La Kumari es una diosa niña nepalí. Es elegida a los tres años y permanece en la divinidad mientras es impúber. Durante ese tiempo no la tocan: qué infancia tan terrible. Cuando la flor de su sangre la devuelve a la mortalidad, el resto de su vida no suele ser mejor: las kumaris rara vez se casan, porque los hombres temen que su amor los fulmine. He visto a la Kumari en el patio de su hermoso palacio, junto a la plaza Durbar, llena ahora de montones de ruinas; se asomaba a la ventana, hierática y bella, para dejar caer una líquida mirada sobre sus fieles. En la penumbra brillaban sus pesadas joyas, ardía su ropaje rojo intenso.
He pensado estos días en la Kumari como perfecto símbolo de la indefensión y del destrozo de una cultura milenaria. Los dioses palidecen cuando la Tierra estornuda; el terremoto de 1755, que demolió la católica Lisboa y derrumbó todas las iglesias, hizo que Voltaire y otros se preguntaran por la indiferencia (o la inexistencia) de Dios.

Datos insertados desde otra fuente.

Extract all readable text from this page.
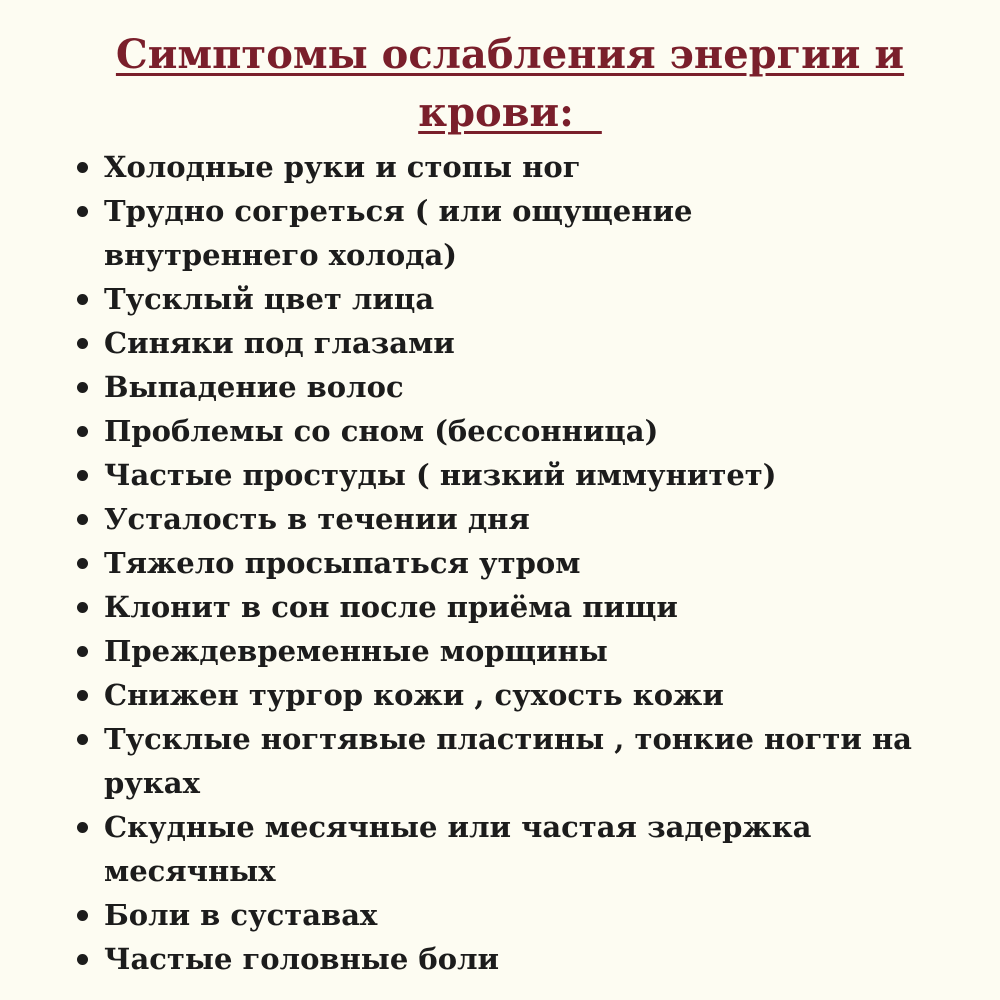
Симптомы ослабления энергии и
крови:
Холодные руки и стопы ног
Трудно согреться ( или ощущение внутреннего холода)
Тусклый цвет лица
Синяки под глазами
Выпадение волос
Проблемы со сном (бессонница)
Частые простуды ( низкий иммунитет)
Усталость в течении дня
Тяжело просыпаться утром
Клонит в сон после приёма пищи
Преждевременные морщины
Снижен тургор кожи , сухость кожи
Тусклые ногтявые пластины , тонкие ногти на руках
Скудные месячные или частая задержка месячных
Боли в суставах
Частые головные боли
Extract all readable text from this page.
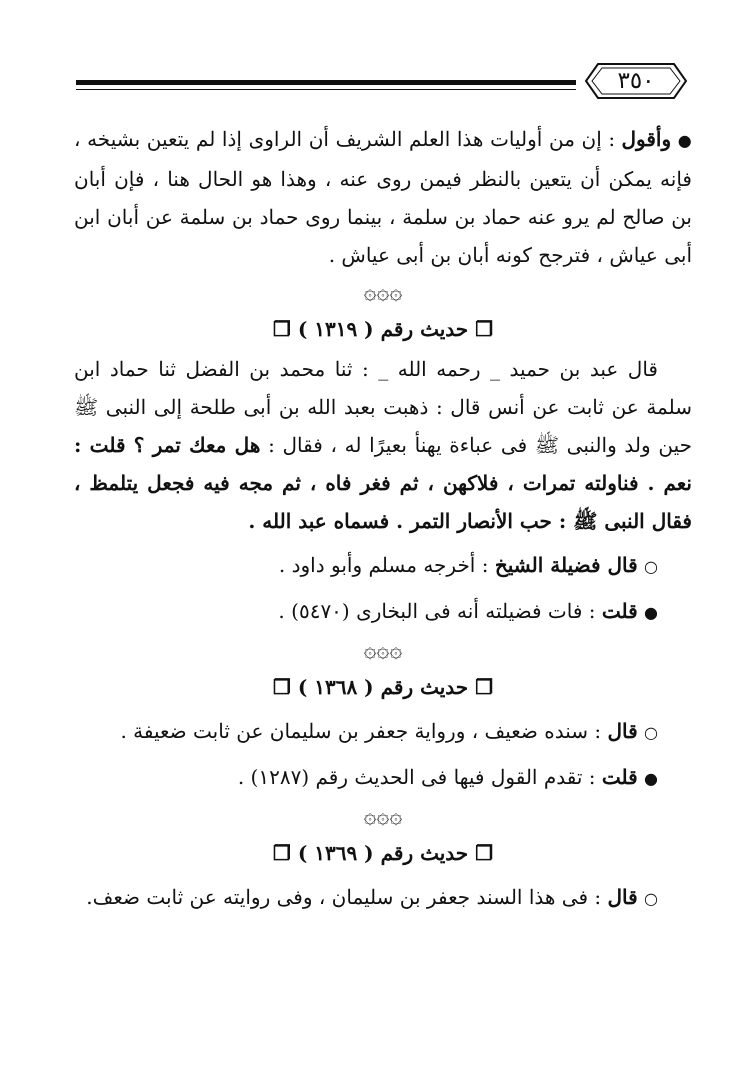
٣٥٠

● وأقول : إن من أوليات هذا العلم الشريف أن الراوى إذا لم يتعين بشيخه ، فإنه يمكن أن يتعين بالنظر فيمن روى عنه ، وهذا هو الحال هنا ، فإن أبان بن صالح لم يرو عنه حماد بن سلمة ، بينما روى حماد بن سلمة عن أبان ابن أبى عياش ، فترجح كونه أبان بن أبى عياش .

۞۞۞
❐ حديث رقم ( ١٣١٩ ) ❐

قال عبد بن حميد _ رحمه الله _ : ثنا محمد بن الفضل ثنا حماد ابن سلمة عن ثابت عن أنس قال : ذهبت بعبد الله بن أبى طلحة إلى النبى ﷺ حين ولد والنبى ﷺ فى عباءة يهنأ بعيرًا له ، فقال : هل معك تمر ؟ قلت : نعم . فناولته تمرات ، فلاكهن ، ثم فغر فاه ، ثم مجه فيه فجعل يتلمظ ، فقال النبى ﷺ : حب الأنصار التمر . فسماه عبد الله .

○ قال فضيلة الشيخ : أخرجه مسلم وأبو داود .

● قلت : فات فضيلته أنه فى البخارى (٥٤٧٠) .

۞۞۞
❐ حديث رقم ( ١٣٦٨ ) ❐

○ قال : سنده ضعيف ، ورواية جعفر بن سليمان عن ثابت ضعيفة .

● قلت : تقدم القول فيها فى الحديث رقم (١٢٨٧) .

۞۞۞
❐ حديث رقم ( ١٣٦٩ ) ❐

○ قال : فى هذا السند جعفر بن سليمان ، وفى روايته عن ثابت ضعف.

En cambio, a estas alturas del siglo XXI nos preguntamos por la indiferencia de los humanos: ya se sabe que los seísmos matan a mucha menos gente en los países ricos. Esto de la desigualdad es una historia tan repetitiva que resulta cansina; el Concord-2, el mayor mapa oncológico jamás hecho, con datos de 25 millones de pacientes en 67 países, demuestra que la pobreza es más cancerígena que los genes.
Por ejemplo, la supervivencia de los niños a la leucemia aguda, el cáncer infantil más común, es del 90% en Canadá y del 16% en Mongolia. Quizá la Kumari tampoco sobreviviría, de padecerla. De los dioses no tenemos noticias, y de las viejas proclamas de igualdad y fraternidad tampoco hay mucho.